Table 2. Catalytic efficiency of ribozyme on stearoyl-ACP desaturase of flax, rapeseed, sunflower and castor.

The processing reported in this table refers to the assay in figure 3. This table does not report the calculation relating to the olive tree as the second fragment of cleavage, of about 100 bases, was no longer visible in the gel.

Table 2

Table 3. Cutting efficiency on the stearoyl-ACP desaturase of sunflower, rapeseed and flax.

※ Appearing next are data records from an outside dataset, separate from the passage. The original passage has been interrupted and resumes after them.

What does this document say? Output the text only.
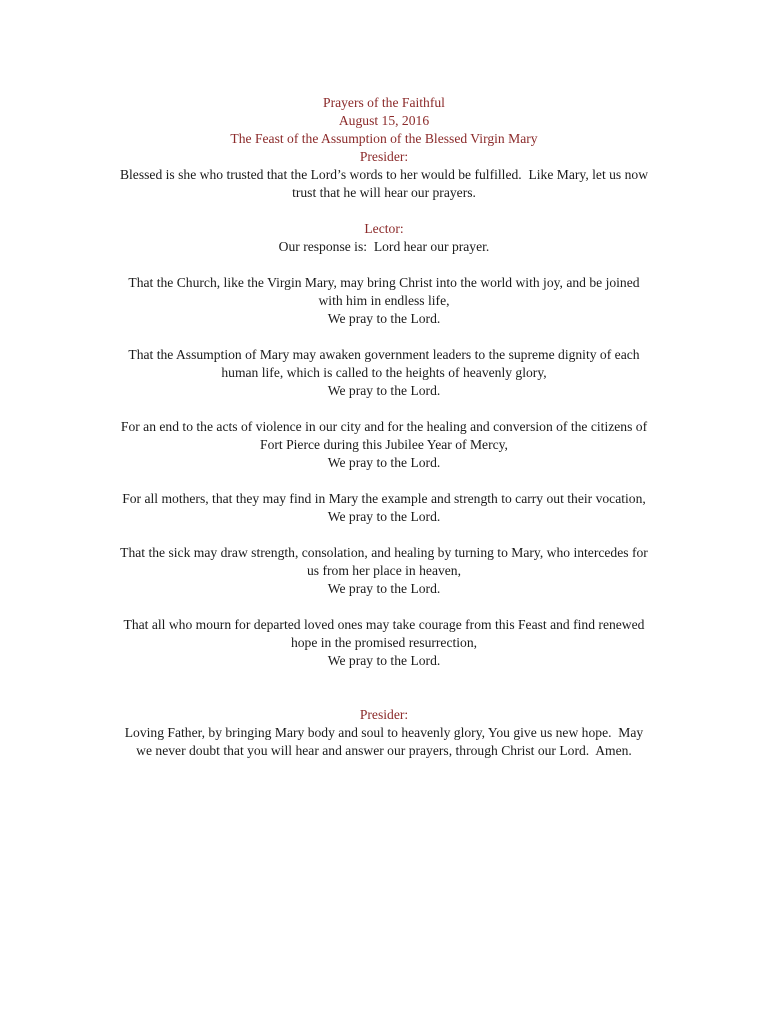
Prayers of the Faithful
August 15, 2016
The Feast of the Assumption of the Blessed Virgin Mary
Presider:
Blessed is she who trusted that the Lord’s words to her would be fulfilled.  Like Mary, let us now
trust that he will hear our prayers.
Lector:
Our response is:  Lord hear our prayer.
That the Church, like the Virgin Mary, may bring Christ into the world with joy, and be joined
with him in endless life,
We pray to the Lord.
That the Assumption of Mary may awaken government leaders to the supreme dignity of each
human life, which is called to the heights of heavenly glory,
We pray to the Lord.
For an end to the acts of violence in our city and for the healing and conversion of the citizens of
Fort Pierce during this Jubilee Year of Mercy,
We pray to the Lord.
For all mothers, that they may find in Mary the example and strength to carry out their vocation,
We pray to the Lord.
That the sick may draw strength, consolation, and healing by turning to Mary, who intercedes for
us from her place in heaven,
We pray to the Lord.
That all who mourn for departed loved ones may take courage from this Feast and find renewed
hope in the promised resurrection,
We pray to the Lord.
Presider:
Loving Father, by bringing Mary body and soul to heavenly glory, You give us new hope.  May
we never doubt that you will hear and answer our prayers, through Christ our Lord.  Amen.
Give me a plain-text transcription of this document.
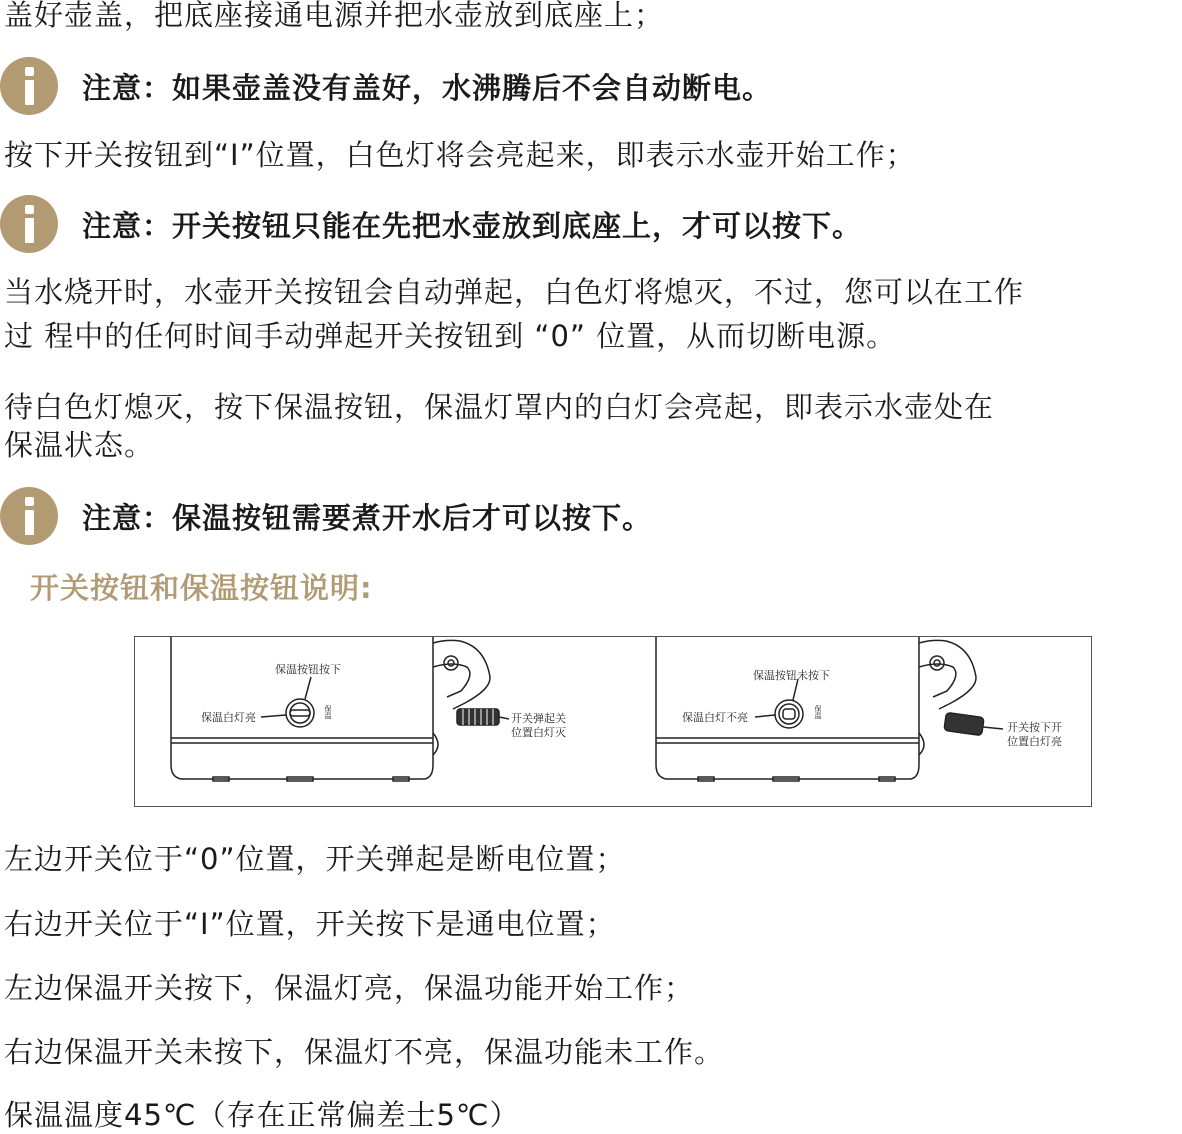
盖好壶盖，把底座接通电源并把水壶放到底座上；
注意：如果壶盖没有盖好，水沸腾后不会自动断电。
按下开关按钮到“I”位置，白色灯将会亮起来，即表示水壶开始工作；
注意：开关按钮只能在先把水壶放到底座上，才可以按下。
当水烧开时，水壶开关按钮会自动弹起，白色灯将熄灭，不过，您可以在工作
过 程中的任何时间手动弹起开关按钮到 “0” 位置，从而切断电源。
待白色灯熄灭，按下保温按钮，保温灯罩内的白灯会亮起，即表示水壶处在
保温状态。
注意：保温按钮需要煮开水后才可以按下。
开关按钮和保温按钮说明:
保温按钮按下
保温白灯亮	保温	开关弹起关
位置白灯灭
保温按钮未按下
保温白灯不亮	保温
开关按下开
位置白灯亮
左边开关位于“0”位置，开关弹起是断电位置；
右边开关位于“I”位置，开关按下是通电位置；
左边保温开关按下，保温灯亮，保温功能开始工作；
右边保温开关未按下，保温灯不亮，保温功能未工作。
保温温度45℃（存在正常偏差士5℃）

The processing reported in this table refers to the rate in figure 4. This table does not report the calculation relating to the sunflower Sad17 (line 3) as the high background could alter its determination.

Table 3.

Table 4: Shear efficiency on castor, rapeseed, flax and sunflower stearoyl-ACP desaturases.

The processing reported in this table refers to the assay shown in Figure 5.

This table does not show the calculation relating to the Olive tree as the second fragment of cleavage, of about 100 bases, was no longer visible in the gel.

Table 4.

From the data reported in the tables it is observed that, despite the imperfect complementarity of helices I and III of the ribozyme with the target gene, the cleavage efficiency is equal to 100% for rapeseed, flax and castor oil, and, even if it is reduced, it remains high. in the two SADs of the sunflower. The cleavage tests were repeated several times and produced comparable results.

Claims (9)

Claims 1. A Hanunerhead ribozyme capable of modulating the expression of the gene encoding the stearoyl-ACP desaturase enzyme of different oil plants characterized by SEQ.ID N ° 3. 2. A Hammerhead ribozyme according to claim 1, characterized by the sequence SEQ.ID N ° 4. 3. A DNA sequence encoding the ribozyme of claim 1, characterized by SEQ ID No. 1. 4. A DNA sequence encoding the ribozyme of claim 2, characterized by SEQ ID No. 2. 5. A vector selected from a plasmid or phage comprising the nucleotide sequence SEQ ID No. 1 or 2. 6. A recombinant vector for plant expression comprising the nucleotide sequence SEQ ID No. 1 or 2. 7. Prokaryotic or eukaryotic cells transformed with the vector of claim 6. 8. A method for the inactivation of the stearoyl-ACP desaturase enzyme of different oil plants which comprises the reaction between the sequence encoding the stearoyl-ACP desaturase and the ribozyme of claim 1. 9. Transgenic plants including the nucleotide sequence SEQ ID No: 1 or SEQ ID No: 2 in their cells. 0. Seeds obtained from transgenic plants of claim 9.